For the analysis script, most of it is the same; however, our time units are different. We want to report the data from each frame in terms of the number of strains, not the DPD time. Calculating this value requires additional information from the simulation.
Once we have extracted the data, the plot of shear stress versus strain gives us the system's stress-strain curve for our chosen shear rate.
You can analyze the data from these simulations in pretty much any language (Python, MATLAB, R, etc.), but the quality of plotting options in R and it's versatility and ease of use for statistics makes it especially great for our advanced analyses.
Nabi has done extensive analysis in R, but most of those scripts worked from a different format of data files (output by an older version of HOOMD-blue). If you'd like to start doing analysis in R you will probably have to write your own analysis scripts, but you can chat with Rob or Nabi for some of their older examples.
For more resources on getting started, see the LinkedIn Learning courses and related resources listed in the Programming Resources document.
You can install R directly from the R Project website by downloading from a CRAN mirror (to get automatically redirected to the closest available mirror, use the "0-Cloud" link)
Note: If you are downloading for MacOS there are two releases of the latest version of R, one for Intel-based computers and one for computers with Apple silicon (ARM processors).
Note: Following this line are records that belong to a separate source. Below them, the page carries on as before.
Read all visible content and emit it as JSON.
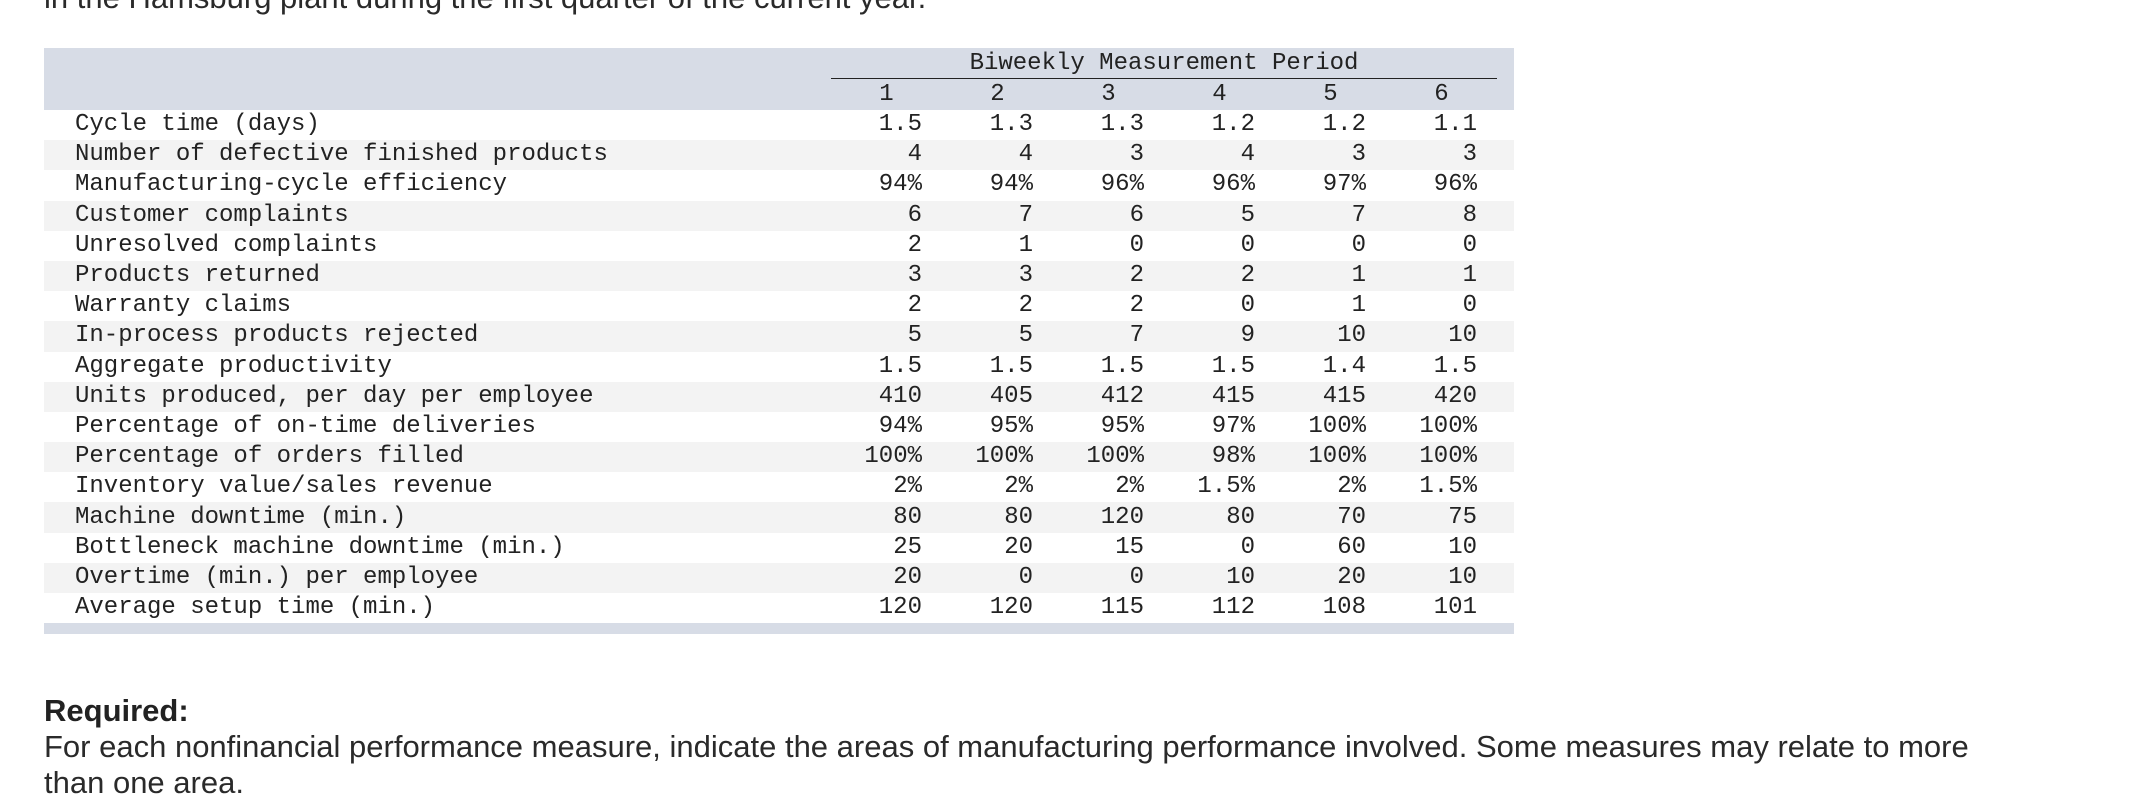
{
  "intro": "in the Hamsburg plant during the first quarter of the current year.",
  "table": {
    "group_header": "Biweekly Measurement Period",
    "periods": [
      "1",
      "2",
      "3",
      "4",
      "5",
      "6"
    ],
    "rows": [
      {
        "label": "Cycle time (days)",
        "values": [
          "1.5",
          "1.3",
          "1.3",
          "1.2",
          "1.2",
          "1.1"
        ]
      },
      {
        "label": "Number of defective finished products",
        "values": [
          "4",
          "4",
          "3",
          "4",
          "3",
          "3"
        ]
      },
      {
        "label": "Manufacturing-cycle efficiency",
        "values": [
          "94%",
          "94%",
          "96%",
          "96%",
          "97%",
          "96%"
        ]
      },
      {
        "label": "Customer complaints",
        "values": [
          "6",
          "7",
          "6",
          "5",
          "7",
          "8"
        ]
      },
      {
        "label": "Unresolved complaints",
        "values": [
          "2",
          "1",
          "0",
          "0",
          "0",
          "0"
        ]
      },
      {
        "label": "Products returned",
        "values": [
          "3",
          "3",
          "2",
          "2",
          "1",
          "1"
        ]
      },
      {
        "label": "Warranty claims",
        "values": [
          "2",
          "2",
          "2",
          "0",
          "1",
          "0"
        ]
      },
      {
        "label": "In-process products rejected",
        "values": [
          "5",
          "5",
          "7",
          "9",
          "10",
          "10"
        ]
      },
      {
        "label": "Aggregate productivity",
        "values": [
          "1.5",
          "1.5",
          "1.5",
          "1.5",
          "1.4",
          "1.5"
        ]
      },
      {
        "label": "Units produced, per day per employee",
        "values": [
          "410",
          "405",
          "412",
          "415",
          "415",
          "420"
        ]
      },
      {
        "label": "Percentage of on-time deliveries",
        "values": [
          "94%",
          "95%",
          "95%",
          "97%",
          "100%",
          "100%"
        ]
      },
      {
        "label": "Percentage of orders filled",
        "values": [
          "100%",
          "100%",
          "100%",
          "98%",
          "100%",
          "100%"
        ]
      },
      {
        "label": "Inventory value/sales revenue",
        "values": [
          "2%",
          "2%",
          "2%",
          "1.5%",
          "2%",
          "1.5%"
        ]
      },
      {
        "label": "Machine downtime (min.)",
        "values": [
          "80",
          "80",
          "120",
          "80",
          "70",
          "75"
        ]
      },
      {
        "label": "Bottleneck machine downtime (min.)",
        "values": [
          "25",
          "20",
          "15",
          "0",
          "60",
          "10"
        ]
      },
      {
        "label": "Overtime (min.) per employee",
        "values": [
          "20",
          "0",
          "0",
          "10",
          "20",
          "10"
        ]
      },
      {
        "label": "Average setup time (min.)",
        "values": [
          "120",
          "120",
          "115",
          "112",
          "108",
          "101"
        ]
      }
    ]
  },
  "required": {
    "heading": "Required:",
    "body": "For each nonfinancial performance measure, indicate the areas of manufacturing performance involved. Some measures may relate to more than one area."
  }
}
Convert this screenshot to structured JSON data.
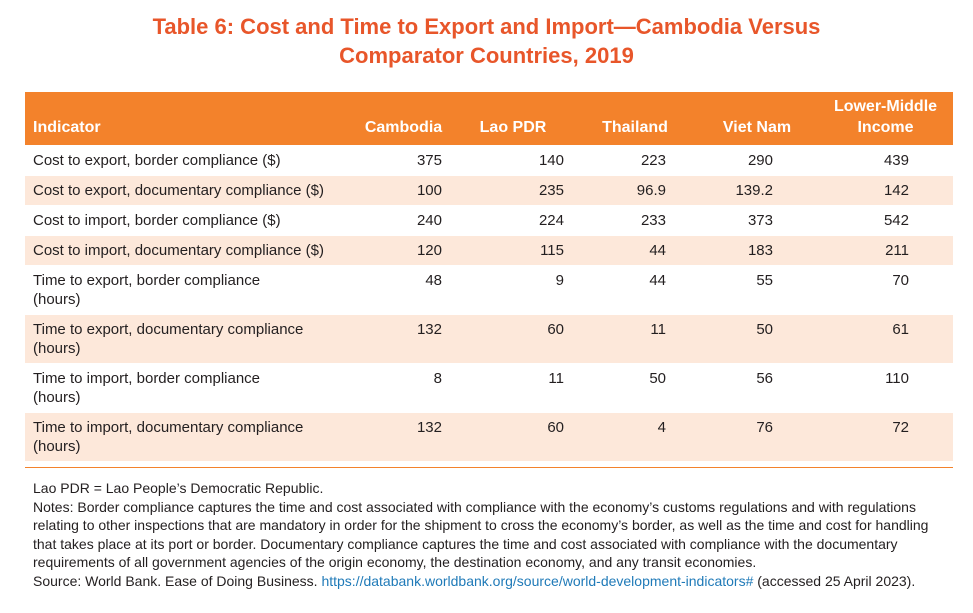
{
  "title": {
    "line1": "Table 6: Cost and Time to Export and Import—Cambodia Versus",
    "line2": "Comparator Countries, 2019"
  },
  "table": {
    "header": {
      "indicator": "Indicator",
      "cambodia": "Cambodia",
      "lao": "Lao PDR",
      "thailand": "Thailand",
      "vietnam": "Viet Nam",
      "lmi_line1": "Lower-Middle",
      "lmi_line2": "Income"
    },
    "rows": [
      {
        "indicator_l1": "Cost to export, border compliance ($)",
        "indicator_l2": "",
        "cambodia": "375",
        "lao": "140",
        "thailand": "223",
        "vietnam": "290",
        "lmi": "439"
      },
      {
        "indicator_l1": "Cost to export, documentary compliance ($)",
        "indicator_l2": "",
        "cambodia": "100",
        "lao": "235",
        "thailand": "96.9",
        "vietnam": "139.2",
        "lmi": "142"
      },
      {
        "indicator_l1": "Cost to import, border compliance ($)",
        "indicator_l2": "",
        "cambodia": "240",
        "lao": "224",
        "thailand": "233",
        "vietnam": "373",
        "lmi": "542"
      },
      {
        "indicator_l1": "Cost to import, documentary compliance ($)",
        "indicator_l2": "",
        "cambodia": "120",
        "lao": "115",
        "thailand": "44",
        "vietnam": "183",
        "lmi": "211"
      },
      {
        "indicator_l1": "Time to export, border compliance",
        "indicator_l2": "(hours)",
        "cambodia": "48",
        "lao": "9",
        "thailand": "44",
        "vietnam": "55",
        "lmi": "70"
      },
      {
        "indicator_l1": "Time to export, documentary compliance",
        "indicator_l2": "(hours)",
        "cambodia": "132",
        "lao": "60",
        "thailand": "11",
        "vietnam": "50",
        "lmi": "61"
      },
      {
        "indicator_l1": "Time to import, border compliance",
        "indicator_l2": "(hours)",
        "cambodia": "8",
        "lao": "11",
        "thailand": "50",
        "vietnam": "56",
        "lmi": "110"
      },
      {
        "indicator_l1": "Time to import, documentary compliance",
        "indicator_l2": "(hours)",
        "cambodia": "132",
        "lao": "60",
        "thailand": "4",
        "vietnam": "76",
        "lmi": "72"
      }
    ]
  },
  "notes": {
    "abbrev": "Lao PDR = Lao People’s Democratic Republic.",
    "notes_text": "Notes: Border compliance captures the time and cost associated with compliance with the economy’s customs regulations and with regulations relating to other inspections that are mandatory in order for the shipment to cross the economy’s border, as well as the time and cost for handling that takes place at its port or border. Documentary compliance captures the time and cost associated with compliance with the documentary requirements of all government agencies of the origin economy, the destination economy, and any transit economies.",
    "source_prefix": "Source: World Bank. Ease of Doing Business. ",
    "source_link": "https://databank.worldbank.org/source/world-development-indicators#",
    "source_suffix": " (accessed 25 April 2023)."
  },
  "colors": {
    "title": "#e8562a",
    "header_bg": "#f3822b",
    "stripe": "#fde8da",
    "link": "#1f7ab8"
  }
}
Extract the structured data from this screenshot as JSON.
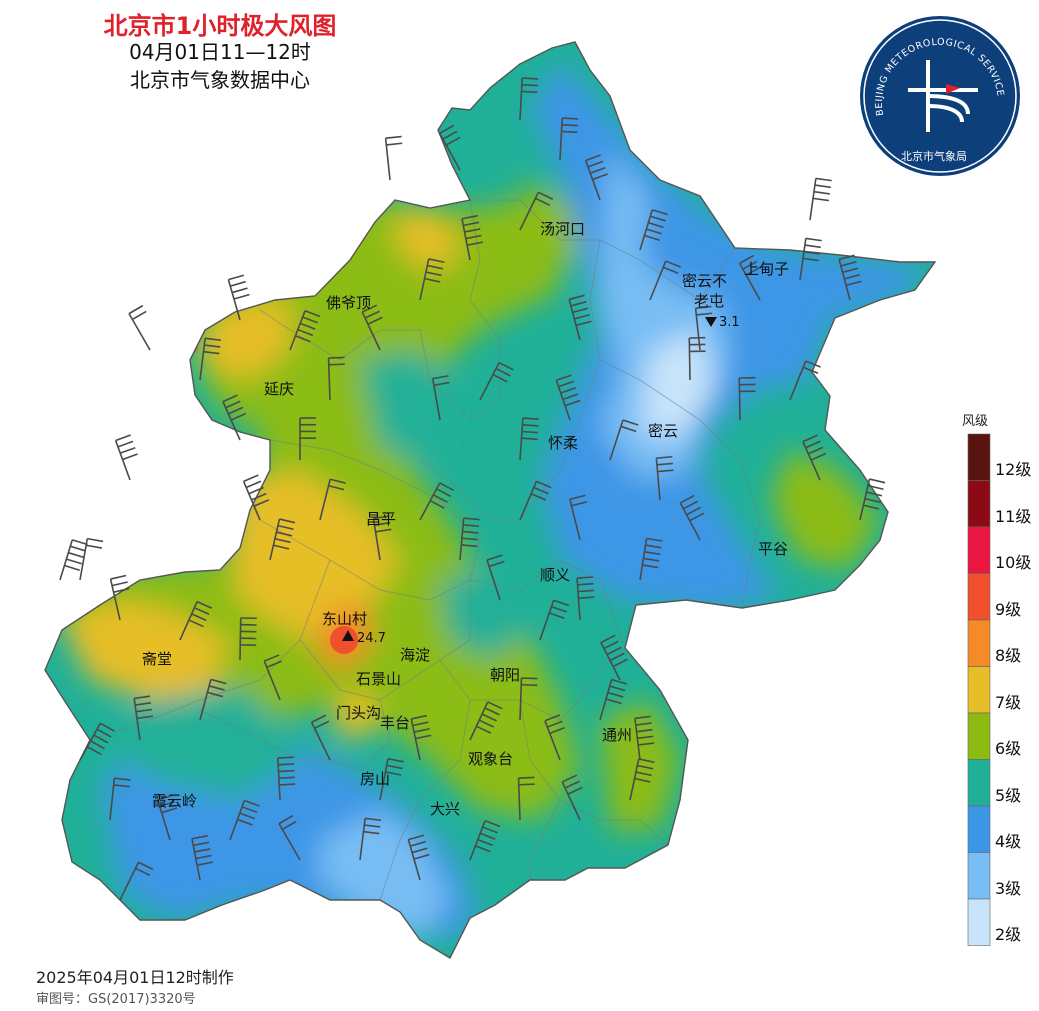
{
  "title": "北京市1小时极大风图",
  "time_range": "04月01日11—12时",
  "organization": "北京市气象数据中心",
  "legend": {
    "title": "风级",
    "levels": [
      {
        "label": "12级",
        "color": "#5a1410"
      },
      {
        "label": "11级",
        "color": "#8c0a14"
      },
      {
        "label": "10级",
        "color": "#e81640"
      },
      {
        "label": "9级",
        "color": "#f0502c"
      },
      {
        "label": "8级",
        "color": "#f58a28"
      },
      {
        "label": "7级",
        "color": "#e6be28"
      },
      {
        "label": "6级",
        "color": "#8cbc14"
      },
      {
        "label": "5级",
        "color": "#20b098"
      },
      {
        "label": "4级",
        "color": "#3c96e6"
      },
      {
        "label": "3级",
        "color": "#78bef4"
      },
      {
        "label": "2级",
        "color": "#c8e4fa"
      }
    ]
  },
  "places": [
    "汤河口",
    "上甸子",
    "密云不",
    "老屯",
    "佛爷顶",
    "延庆",
    "怀柔",
    "密云",
    "昌平",
    "平谷",
    "顺义",
    "东山村",
    "海淀",
    "斋堂",
    "朝阳",
    "石景山",
    "门头沟",
    "丰台",
    "通州",
    "观象台",
    "房山",
    "霞云岭",
    "大兴"
  ],
  "stations": {
    "max": {
      "name": "东山村",
      "value": "24.7"
    },
    "min": {
      "name": "密云不老屯",
      "value": "3.1"
    }
  },
  "logo": {
    "text_en": "BEIJING METEOROLOGICAL SERVICE",
    "text_cn": "北京市气象局"
  },
  "footer": {
    "date": "2025年04月01日12时制作",
    "code": "审图号：GS(2017)3320号"
  }
}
Be sure to choose the correct version for your needs.
Once you have installed R you should install RStudio from the RStudio website, by choosing the free desktop version
Note: The website should automatically detect your operating system and give you the correct download link.
For getting started with R, it is recommended that you install the tidyverse collection of packages designed for data science. You can do this in RStudio by going to the Console and running
install.packages("tidyverse")You are now ready to use R!
Pro Tip: Got to "RStudio" on the MacOS Menu Bar and select "Preferences..." to open the Options window. Select "Code" from the sidebar. On the "Display" tab you can check a box to turn on "Rainbow parentheses." This will change the color of nested parentheses to a ROYGBIV order, so that the outermost are red and the innermost are purple. This can make it easier to keep track of nested parentheses and avoid parentheses-related errors.
If you would like to modify the appearance of RStudio further, go to "Appearance" in the sidebar of the Options window to change the overall "RStudio theme", adjust the font and font size, and/or change your "Editor theme" to match your color preferences (or to match another IDE, such as "Eclipse").
RStudio has 4 main sections
- [top-left] A new or existing file, where you write your R scripts. This will only be visible if you have a file open.
- [bottom-left] A Console, Terminal, and Jobs manager. You can use the Console for basic math, to run R commands separate from a full script, etc. The Console will also display the status of executed code from an R script file.
- [top-right] A list of data sets loaded into the Environment, as well as History, Connections, and Tutorial tabs.
- [bottom-right] A Files viewer, Plots, available Packages, Help, and general Viewer.
To get started we will write our code in a file in the top-left, view information about executed code in the Console at the bottom-left, and view Plots in the bottom-right.
Go to the "File" menu on the MacOS Menu Bar, and select "New File," "R Script."
You should now be familiar with all the basic steps required for our research! The next step is to see the Gelation and Shearing Guide and put all this to work simulating colloids!